In a proof of the Riesz representation theorem, I saw the following argument concerning the isometry ($H$ is a Hilbert space and $H^{*}$ its topological dual) :
Take $\varphi\in H^{*}$. There exists $y\in H$ such that $\varphi(x) = \langle x,y\rangle$ $\forall x\in H$. Then by Cauchy-Schwartz we have $\lvert \varphi(x)\rvert = \lvert\langle x,y\rangle\rvert\leq\lVert x\rVert_{H}\lVert y\rVert_{H}$ which implies $\lVert \varphi\rVert\leq\lVert y\rVert_{H} $
Is this follows by the fact that $\lVert \varphi\rVert = sup_{x\neq 0_{H}}\frac{\lvert\varphi(x)\rvert}{\lVert x\rVert_{H}}$ ? Which is the norm I have naturally considered when trying to prove this inequality.

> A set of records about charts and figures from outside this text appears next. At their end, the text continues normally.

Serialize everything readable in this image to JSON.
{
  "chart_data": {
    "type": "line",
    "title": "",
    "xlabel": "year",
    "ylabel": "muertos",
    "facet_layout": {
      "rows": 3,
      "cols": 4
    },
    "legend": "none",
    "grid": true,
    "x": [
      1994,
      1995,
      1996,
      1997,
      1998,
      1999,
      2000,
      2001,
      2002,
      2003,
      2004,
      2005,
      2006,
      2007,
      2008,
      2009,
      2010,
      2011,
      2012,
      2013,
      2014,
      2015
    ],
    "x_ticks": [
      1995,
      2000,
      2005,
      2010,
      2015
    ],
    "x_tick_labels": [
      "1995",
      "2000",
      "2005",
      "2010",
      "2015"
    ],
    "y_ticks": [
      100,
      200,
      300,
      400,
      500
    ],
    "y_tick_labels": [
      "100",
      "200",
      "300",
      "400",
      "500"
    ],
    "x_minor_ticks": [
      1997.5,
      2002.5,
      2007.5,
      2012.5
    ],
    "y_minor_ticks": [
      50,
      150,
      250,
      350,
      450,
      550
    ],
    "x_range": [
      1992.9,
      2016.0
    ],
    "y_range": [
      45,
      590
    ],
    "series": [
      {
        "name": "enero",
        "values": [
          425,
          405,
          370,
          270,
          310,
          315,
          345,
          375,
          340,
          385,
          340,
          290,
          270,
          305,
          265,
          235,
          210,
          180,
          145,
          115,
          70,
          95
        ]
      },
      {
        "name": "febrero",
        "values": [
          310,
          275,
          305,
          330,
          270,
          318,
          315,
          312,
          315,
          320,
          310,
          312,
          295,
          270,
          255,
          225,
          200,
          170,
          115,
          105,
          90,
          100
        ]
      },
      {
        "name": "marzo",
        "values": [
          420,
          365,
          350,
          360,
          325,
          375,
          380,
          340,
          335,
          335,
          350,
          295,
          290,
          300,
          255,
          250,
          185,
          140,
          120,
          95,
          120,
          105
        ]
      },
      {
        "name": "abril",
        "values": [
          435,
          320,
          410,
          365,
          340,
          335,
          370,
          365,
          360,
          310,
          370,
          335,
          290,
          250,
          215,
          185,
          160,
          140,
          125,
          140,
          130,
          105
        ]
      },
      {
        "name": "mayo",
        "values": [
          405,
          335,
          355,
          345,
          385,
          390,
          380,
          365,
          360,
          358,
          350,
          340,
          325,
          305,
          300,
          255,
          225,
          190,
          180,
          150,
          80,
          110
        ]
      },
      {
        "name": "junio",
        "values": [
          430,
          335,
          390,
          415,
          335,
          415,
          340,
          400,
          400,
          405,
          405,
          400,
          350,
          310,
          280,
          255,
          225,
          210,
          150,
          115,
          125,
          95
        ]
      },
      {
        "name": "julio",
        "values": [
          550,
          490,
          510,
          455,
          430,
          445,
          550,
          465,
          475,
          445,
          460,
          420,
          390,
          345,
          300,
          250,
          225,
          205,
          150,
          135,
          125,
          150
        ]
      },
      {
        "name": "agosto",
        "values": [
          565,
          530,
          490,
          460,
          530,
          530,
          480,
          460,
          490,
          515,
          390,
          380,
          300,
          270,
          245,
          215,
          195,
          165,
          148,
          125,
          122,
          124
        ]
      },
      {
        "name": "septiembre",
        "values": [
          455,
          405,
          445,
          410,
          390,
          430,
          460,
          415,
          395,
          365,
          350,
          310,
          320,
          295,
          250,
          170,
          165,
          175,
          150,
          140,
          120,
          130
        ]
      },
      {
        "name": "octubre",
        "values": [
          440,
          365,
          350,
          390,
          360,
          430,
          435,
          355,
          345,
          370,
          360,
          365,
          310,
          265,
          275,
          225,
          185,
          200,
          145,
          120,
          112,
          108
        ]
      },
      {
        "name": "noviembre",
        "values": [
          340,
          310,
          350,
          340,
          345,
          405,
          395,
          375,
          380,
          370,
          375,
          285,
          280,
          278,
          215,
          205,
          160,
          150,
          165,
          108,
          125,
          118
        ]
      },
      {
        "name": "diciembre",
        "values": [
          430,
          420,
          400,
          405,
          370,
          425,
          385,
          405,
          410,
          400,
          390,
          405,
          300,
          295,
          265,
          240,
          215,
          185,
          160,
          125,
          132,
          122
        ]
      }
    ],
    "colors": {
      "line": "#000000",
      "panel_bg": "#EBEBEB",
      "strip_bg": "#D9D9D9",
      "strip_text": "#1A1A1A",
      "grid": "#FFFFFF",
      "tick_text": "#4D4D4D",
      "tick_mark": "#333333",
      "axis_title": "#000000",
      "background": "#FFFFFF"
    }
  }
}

If yes, is the result only true for this specific norm on $H^{*}$ ? Thank you
Yes, the inequality $\lVert \varphi \rVert_{H^*} \leq \lVert y \rVert_H$ follows from the definition of the (canonical) dual norm: $$ \lVert \varphi \rVert_{H^*} = \sup \left\{ \frac{|\varphi(x)|}{\lVert x \rVert } \; : \; x \in X, x \neq 0 \right\}$$ and from the Cauchy-Schwartz inequality, as you have noticed.
This holds for this specific norm: the dual norm on $H^*$ (which can also be shown to be induced by an inner product, thus turning $H^*$ into an Hilbert space).
Actually, under these same hypotheses, you have the equality $\lVert \varphi \rVert_{H^*} = \lVert y \rVert_H$, implying that the map $H \to H^*$ implicitely given by the theorem is an isometry (this is usually the second part of the statement of the Riesz representation Theorem).